38.Le gouvernement du Canada a récemment contribué à des programmes de santé maternelle afin d’améliorer l’expérience que vivent les femmes autochtones à l’accouchement. Par exemple :

•Pour soutenir les appels à l’action de la Commission de vérité et réconciliation qui portent sur le maintien et l’augmentation du nombre de professionnels de la santé autochtones et qui visent à favoriser les pratiques de guérison autochtones, en 2017, le gouvernement du Canada a réalisé des investissements sur cinq ans afin d’améliorer l’accès à des services de sages-femmes autochtones, services qui seront respectueux de la culture. Les services de sage-femme dans les communautés autochtones sont perçus comme un moyen d’améliorer la santé et le mieux-être de toute la communauté et sont une piste pour aider à ramener des services de naissance dans les communautés. Il est démontré que les sages-femmes, en plus de soutenir les femmes dans la planification de leur santé de la reproduction – ce qui renforce le principe de consentement éclairé – les soutiennent pour les empêcher de perdre la garde de leurs enfants ;

•En 2017, le gouvernement du Canada a accru son aide au Programme de soins de santé maternelle, qui offre des visites à domicile effectuées par des infirmières et des visiteurs familiaux à plus de 8 100 femmes enceintes et à leur famille ayant de jeunes enfants dans 309 communautés des Premières Nations. Le Programme offre des services de gestion de cas ; de dépistage, d’évaluation et d’aiguillage et propose des stratégies de promotion de la santé pour améliorer la santé maternelle et infantile et cibler les facteurs de risque. Les femmes qui bénéficient d’un tel soutien durant leur grossesse et au moment de la naissance seront plus en santé et mieux outillées pour prendre des décisions en lien avec leur santé génésique ;

•Le gouvernement du Canada a également effectué des nouveaux investissements dans le Programme des services de santé non assurés en 2017 visant à renforcer le soutien aux mères en veillant à ce que toutes les futures mères inuites et de Premières Nations aient le droit d’être accompagnées lorsqu’elles doivent se rendre à l’extérieur de leur communauté pour accoucher, afin qu’elles ne soient pas seules pour donner naissance à leur enfant.

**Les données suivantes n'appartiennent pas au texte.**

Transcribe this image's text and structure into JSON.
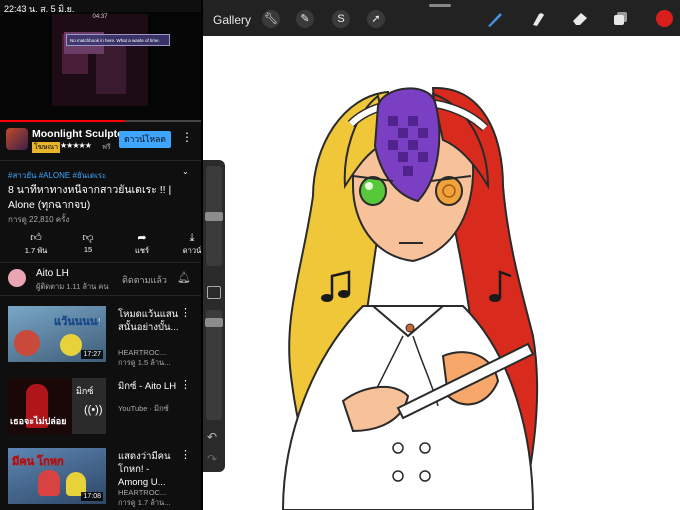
{
  "status": {
    "time_date": "22:43 น.  ส. 5 มิ.ย."
  },
  "player": {
    "game_time": "04:37",
    "game_dialog": "No matchbook in here. What a waste of time.",
    "progress_fraction": 0.62
  },
  "ad": {
    "title": "Moonlight Sculptor",
    "badge": "โฆษณา",
    "stars": "★★★★★",
    "free": "ฟรี",
    "button": "ดาวน์โหลด"
  },
  "video": {
    "tags": "#สาวยัน #ALONE #ยันเดเระ",
    "title": "8 นาทีหาทางหนีจากสาวยันเดเระ !! | Alone (ทุกฉากจบ)",
    "views": "การดู 22,810 ครั้ง",
    "actions": [
      {
        "label": "1.7 พัน",
        "icon": "like-icon"
      },
      {
        "label": "15",
        "icon": "dislike-icon"
      },
      {
        "label": "แชร์",
        "icon": "share-icon"
      },
      {
        "label": "ดาวน์",
        "icon": "download-icon"
      }
    ]
  },
  "channel": {
    "name": "Aito LH",
    "subs": "ผู้ติดตาม 1.11 ล้าน คน",
    "subscribed": "ติดตามแล้ว"
  },
  "recommended": [
    {
      "title": "โหมดแว้นแสนสนั้นอย่างบั้น...",
      "meta": "HEARTROC...\nการดู 1.5 ล้าน...",
      "duration": "17:27",
      "thumb_caption": "แว้นนนน!",
      "thumb_color": "#4e6f8c"
    },
    {
      "title": "มิกซ์ - Aito LH",
      "meta": "YouTube · มิกซ์",
      "duration": "",
      "thumb_caption": "เธอจะไม่ปล่อย",
      "thumb_color": "#240b0b"
    },
    {
      "title": "แสดงว่ามีคนโกหก! - Among U...",
      "meta": "HEARTROC...\nการดู 1.7 ล้าน...",
      "duration": "17:08",
      "thumb_caption": "มีคน โกหก",
      "thumb_color": "#3a5d8a"
    }
  ],
  "drawing_app": {
    "gallery": "Gallery",
    "tools": [
      "wrench-icon",
      "wand-icon",
      "selection-icon",
      "transform-icon"
    ],
    "active_color": "#d91e1e"
  }
}
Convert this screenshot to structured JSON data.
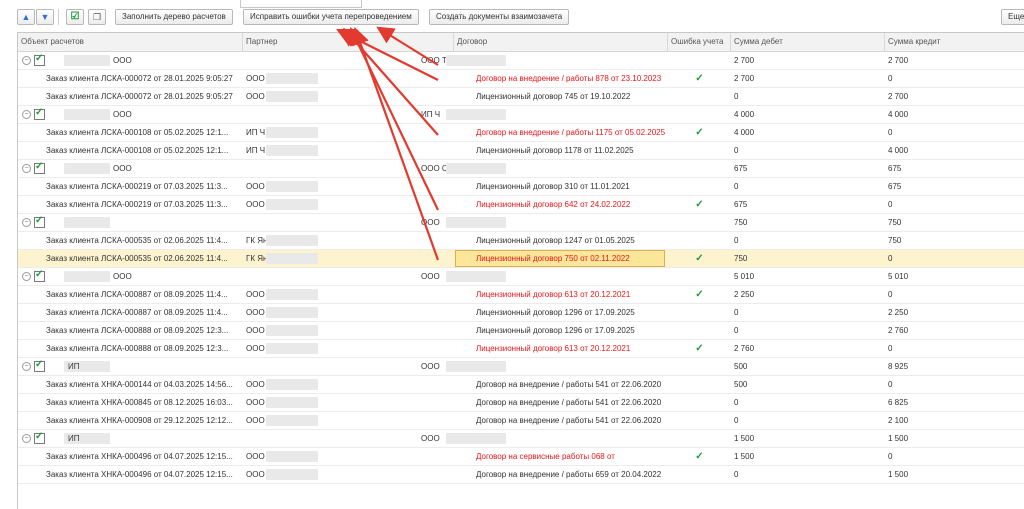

39.Le gouvernement du Canada a également mis sur pied un nouveau comité consultatif sur le bien-être des femmes autochtones, dont le rôle consiste à fournir des conseils, des orientations et des directives sur les enjeux actuels et nouveaux qui ont une incidence sur la santé et le mieux‑être des femmes des Premières Nations, métisses et inuites et à élaborer conjointement des options stratégiques et des options en matière de prestation de services. Le comité se compose de représentants d’organisations nationales autochtones, d’organisations nationales de femmes autochtones, du National Aboriginal Council of Midwives, du Centre national autochtone contre la violence familiale et de la Société des obstétriciens et gynécologues du Canada.